Pope calls for the truce currently in place in Gaza to continue, says that everyone loses with war
Francis's issued a new appeal to Israelis and Palestinians. “Those who make weapons. They earn a lot from the deaths of others.” An official with the Secretariat of State read today’s catechesis because the pontiff’s lung inflammation made it hard for him to speak. The Christian proclamation “is alive today here for us. Aware of this, let us therefore look at our age and our culture as a gift” without “judging them from afar”.
Vatican City (AsiaNews) – Pope Francis made another appeal this morning to Israelis and Palestinians at the end of the general audience held in the Paul VI Hall in the Vatican.
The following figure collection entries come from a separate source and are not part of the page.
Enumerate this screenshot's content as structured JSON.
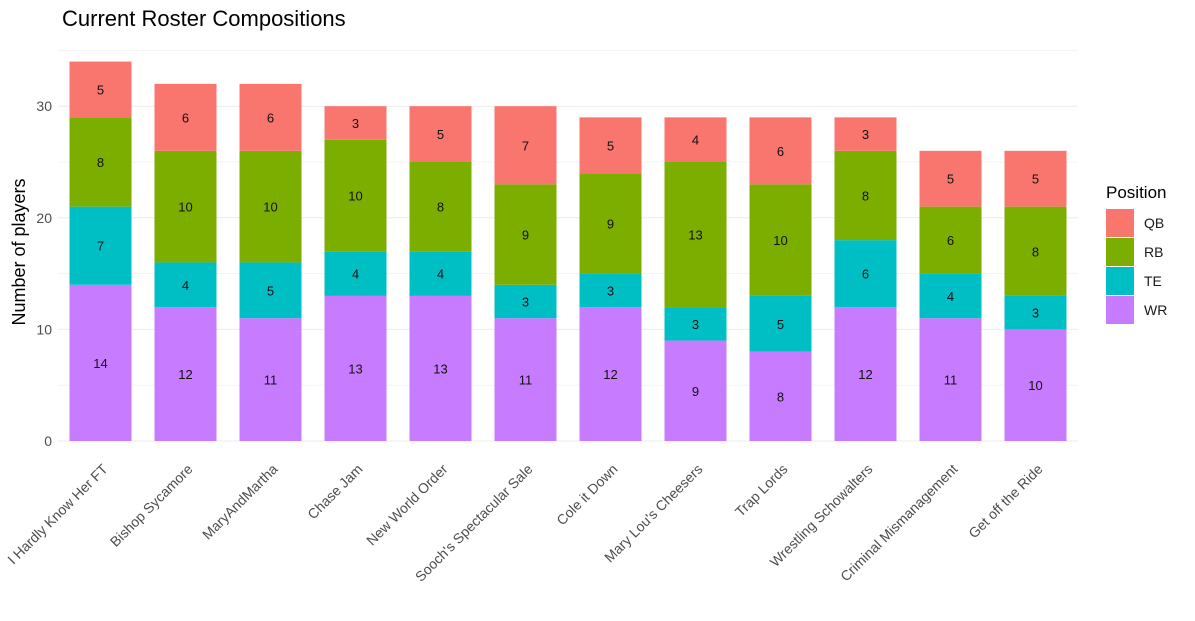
{
  "chart_data": {
    "type": "bar",
    "stacked": true,
    "title": "Current Roster Compositions",
    "xlabel": "",
    "ylabel": "Number of players",
    "ylim": [
      0,
      35
    ],
    "yticks": [
      0,
      10,
      20,
      30
    ],
    "grid": true,
    "legend": {
      "title": "Position",
      "placement": "right"
    },
    "categories": [
      "I Hardly Know Her FT",
      "Bishop Sycamore",
      "MaryAndMartha",
      "Chase Jam",
      "New World Order",
      "Sooch's Spectacular Sale",
      "Cole it Down",
      "Mary Lou's Cheesers",
      "Trap Lords",
      "Wrestling Schowalters",
      "Criminal Mismanagement",
      "Get off the Ride"
    ],
    "series": [
      {
        "name": "WR",
        "color": "#C77CFF",
        "values": [
          14,
          12,
          11,
          13,
          13,
          11,
          12,
          9,
          8,
          12,
          11,
          10
        ]
      },
      {
        "name": "TE",
        "color": "#00BFC4",
        "values": [
          7,
          4,
          5,
          4,
          4,
          3,
          3,
          3,
          5,
          6,
          4,
          3
        ]
      },
      {
        "name": "RB",
        "color": "#7CAE00",
        "values": [
          8,
          10,
          10,
          10,
          8,
          9,
          9,
          13,
          10,
          8,
          6,
          8
        ]
      },
      {
        "name": "QB",
        "color": "#F8766D",
        "values": [
          5,
          6,
          6,
          3,
          5,
          7,
          5,
          4,
          6,
          3,
          5,
          5
        ]
      }
    ],
    "legend_order": [
      "QB",
      "RB",
      "TE",
      "WR"
    ]
  }
}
“I hope that the truce underway in Gaza might continue, so that all the hostages might be freed, and the necessary humanitarian aid might be able to enter,” the pontiff said.
Due to his lung inflammation that forced him to cancel his visit to Dubai for COP28, he delegated the reading of today’s catechesis to Mgr Monsignor Filippo Ciampanelli, an official of the Secretariat of State.
“May we please continue to pray for the serious situation in Israel and Palestine,” the Pope noted. “Peace, please, peace,” he insisted. “I heard that the local parish doesn’t have water; people don't have bread. Ordinary people are suffering; the people are suffering. Those who make war are not the ones suffering. Let us ask for peace.”
Also “Let us not forget, while asking for peace, the dear Ukrainian people, who are suffering a lot and still fighting a war,” Francis added. “War is always a defeat,” he lamented. “Everyone loses. Well, not everyone – there's a group that earns a lot. Those who make weapons. They earn a lot from the deaths of others.”
Continuing the cycle of reflections on apostolic zeal in evangelization, Francis focused in the catechesis on another aspect of the Christian proclamation: its being alive for today.
“One almost always hears bad things being said about today. Certainly, with wars, climate change, worldwide injustice and migration, family and hope crises, there is no shortage of cause for concern.”
“We could even say that we find ourselves in the first civilization in history that globally seeks to organize a human society without the presence of God, concentrated in huge cities that remain horizontal despite their vertiginous skyscrapers.”
In this regard, the pope cited the biblical account of the city of Babel and its tower (cf. Gen 11:1-9). “This story really does seem topical: even today, cohesion, instead of fraternity and peace, is often based on ambition, nationalism, homologation, and techno-economic structures that inculcate the persuasion that God is insignificant and useless: not so much because one seeks more knowledge, but above all for the sake of more power. It is a temptation that pervades the great challenges of today’s culture.”
Faced with this context, in Evangelii Gaudium, Francis already called for “an evangelization capable of shedding light on these new ways of relating to God, to others and to the world around us, and inspiring essential values.”
For the pontiff, “There is therefore no need to contrast today with alternative visions from the past. Nor is it sufficient to simply reiterate acquired religious convictions that, however true, become abstract with the passage of time. A truth does not become more credible because one raises one’s voice in speaking it, but because it is witnessed with one’s life.
This attitude teaches us to “look at our age and our culture as a gift. They are ours, and evangelizing them does not mean judging them from afar, nor is it standing on a balcony and shouting out Jesus’ name, but rather going down onto the streets, going to the places where one lives, frequenting the spaces where one suffers, works, studies and reflects, inhabiting the crossroads where human beings share what has meaning for their lives.
Last but not least, “Let us make Jesus’ desire our own: to help fellow travellers not to lose the desire for God, to open their hearts to Him and find the only One who, today and always, gives peace and joy to humanity.”